The central bank maintains a daily internal exchange rate band, recommended by the IMF, which sets an upper limit of Tk130 and a lower limit of Tk125. The current exchange rate remains below the lower band, granting the bank flexibility to allow a controlled depreciation up to 5.6% without selling reserves.

MetricValueNotes
Current interbank rateTk122.75/USDAs of 30 March
REERTk126Indicates overvaluation
Exchange rate bandTk125 – Tk130Internal monitoring, not publicly disclosed
Foreign exchange reserves$29.29 billionDown from $29.59 billion two weeks earlier
Potential depreciationUp to 5.6%Before reaching upper band

Risks and Forecasts

An internal study by the Bangladesh Bank projects that a combined oil price and currency shock could erode reserves by $6.5 billion by 2026. Inflation may rise by 0.5–2 percentage points above the current baseline of around 10.5% if global fuel prices remain elevated. The report recommends partial fuel price adjustments, a gradual depreciation of the taka, and a contractionary monetary stance to manage inflationary pressure.

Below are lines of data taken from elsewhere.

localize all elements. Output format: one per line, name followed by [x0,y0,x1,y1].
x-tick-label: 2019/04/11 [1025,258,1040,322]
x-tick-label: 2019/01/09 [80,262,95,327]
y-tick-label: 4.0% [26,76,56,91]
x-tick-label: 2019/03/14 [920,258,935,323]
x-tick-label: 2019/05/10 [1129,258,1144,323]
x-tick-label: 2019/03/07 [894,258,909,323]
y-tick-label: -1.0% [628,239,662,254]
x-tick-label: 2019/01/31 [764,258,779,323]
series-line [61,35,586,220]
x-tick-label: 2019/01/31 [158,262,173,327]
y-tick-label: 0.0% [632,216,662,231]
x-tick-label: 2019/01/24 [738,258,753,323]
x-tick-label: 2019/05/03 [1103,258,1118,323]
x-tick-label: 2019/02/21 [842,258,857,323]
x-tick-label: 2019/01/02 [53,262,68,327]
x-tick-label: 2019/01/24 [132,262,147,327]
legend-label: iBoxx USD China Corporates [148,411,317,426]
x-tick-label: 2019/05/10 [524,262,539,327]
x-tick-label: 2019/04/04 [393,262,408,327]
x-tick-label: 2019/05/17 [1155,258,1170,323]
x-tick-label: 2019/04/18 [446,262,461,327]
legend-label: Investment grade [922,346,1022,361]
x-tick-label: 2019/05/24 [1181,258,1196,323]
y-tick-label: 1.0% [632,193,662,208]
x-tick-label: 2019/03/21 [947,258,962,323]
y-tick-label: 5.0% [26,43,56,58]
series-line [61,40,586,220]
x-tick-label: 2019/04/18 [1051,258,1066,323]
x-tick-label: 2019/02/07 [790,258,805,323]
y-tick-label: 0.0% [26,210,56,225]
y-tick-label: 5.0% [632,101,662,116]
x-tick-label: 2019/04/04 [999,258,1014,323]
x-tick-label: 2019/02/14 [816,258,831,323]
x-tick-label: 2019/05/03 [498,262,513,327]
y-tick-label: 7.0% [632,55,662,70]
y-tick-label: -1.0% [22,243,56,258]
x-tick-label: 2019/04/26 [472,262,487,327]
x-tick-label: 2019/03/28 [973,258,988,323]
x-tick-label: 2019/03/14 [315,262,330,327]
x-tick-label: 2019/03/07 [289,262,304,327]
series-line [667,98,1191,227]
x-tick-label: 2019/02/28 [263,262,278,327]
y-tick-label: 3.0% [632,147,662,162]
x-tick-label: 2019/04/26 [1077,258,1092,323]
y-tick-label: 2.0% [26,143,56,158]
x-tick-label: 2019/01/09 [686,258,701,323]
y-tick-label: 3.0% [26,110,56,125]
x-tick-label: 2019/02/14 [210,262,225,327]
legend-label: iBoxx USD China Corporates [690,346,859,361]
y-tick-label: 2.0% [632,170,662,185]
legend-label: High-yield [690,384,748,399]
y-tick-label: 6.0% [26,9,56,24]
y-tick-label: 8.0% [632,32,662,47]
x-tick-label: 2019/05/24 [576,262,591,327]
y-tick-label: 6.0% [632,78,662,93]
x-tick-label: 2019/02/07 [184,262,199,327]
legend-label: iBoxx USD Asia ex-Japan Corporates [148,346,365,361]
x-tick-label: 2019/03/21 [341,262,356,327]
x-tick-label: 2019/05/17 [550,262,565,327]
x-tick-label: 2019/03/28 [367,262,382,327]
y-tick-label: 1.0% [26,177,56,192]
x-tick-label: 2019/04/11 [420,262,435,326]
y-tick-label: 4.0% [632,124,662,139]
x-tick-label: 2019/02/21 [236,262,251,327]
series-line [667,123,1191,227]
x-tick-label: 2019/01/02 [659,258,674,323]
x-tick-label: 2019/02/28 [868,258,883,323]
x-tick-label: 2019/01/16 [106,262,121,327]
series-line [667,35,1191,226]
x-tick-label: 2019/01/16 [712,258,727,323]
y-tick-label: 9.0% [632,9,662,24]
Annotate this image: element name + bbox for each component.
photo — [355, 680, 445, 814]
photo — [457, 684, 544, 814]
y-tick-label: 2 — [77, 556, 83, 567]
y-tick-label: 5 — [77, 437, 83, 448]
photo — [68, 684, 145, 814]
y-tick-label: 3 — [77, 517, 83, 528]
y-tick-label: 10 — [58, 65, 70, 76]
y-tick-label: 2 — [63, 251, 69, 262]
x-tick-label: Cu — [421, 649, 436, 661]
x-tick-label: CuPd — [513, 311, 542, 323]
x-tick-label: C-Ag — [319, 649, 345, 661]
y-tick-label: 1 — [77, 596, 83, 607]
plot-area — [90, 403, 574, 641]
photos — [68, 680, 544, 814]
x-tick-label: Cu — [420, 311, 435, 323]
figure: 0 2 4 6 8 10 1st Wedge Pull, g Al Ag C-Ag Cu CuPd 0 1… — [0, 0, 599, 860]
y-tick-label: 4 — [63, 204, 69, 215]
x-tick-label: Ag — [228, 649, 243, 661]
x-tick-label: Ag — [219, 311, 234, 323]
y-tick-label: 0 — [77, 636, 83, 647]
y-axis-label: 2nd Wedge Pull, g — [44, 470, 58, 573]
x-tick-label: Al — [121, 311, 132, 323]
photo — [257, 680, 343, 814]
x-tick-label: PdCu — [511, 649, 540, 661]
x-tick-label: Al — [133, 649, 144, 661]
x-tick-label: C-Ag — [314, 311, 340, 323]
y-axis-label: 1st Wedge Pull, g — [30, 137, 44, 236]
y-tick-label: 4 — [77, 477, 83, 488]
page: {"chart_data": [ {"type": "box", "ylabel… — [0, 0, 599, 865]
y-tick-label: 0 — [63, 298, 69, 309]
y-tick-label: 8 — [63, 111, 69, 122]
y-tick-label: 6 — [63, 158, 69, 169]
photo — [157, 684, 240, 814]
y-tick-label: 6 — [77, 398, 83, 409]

To further ease balance of payments stress, Bangladesh Bank is exploring emergency IMF support for fuel imports, separate from the ongoing $4.7 billion loan programme, with potential disbursement of $1.5 billion by June. Discussions are also underway for a $2 billion credit line to strengthen reserves.

Market Guidance and IMF Concerns

While depreciation is allowed, the process remains partly guided by central bank instructions, with commercial banks reportedly advised to trade dollars within specified ranges. The IMF has raised concerns over this practice, advocating for market-determined exchange rates rather than pre-set guidance, to ensure transparency and efficiency in the currency market.

By allowing a managed, gradual depreciation, Bangladesh Bank aims to safeguard reserves, protect the domestic economy, and provide exporters and remittance channels with a competitive edge during a period of global uncertainty.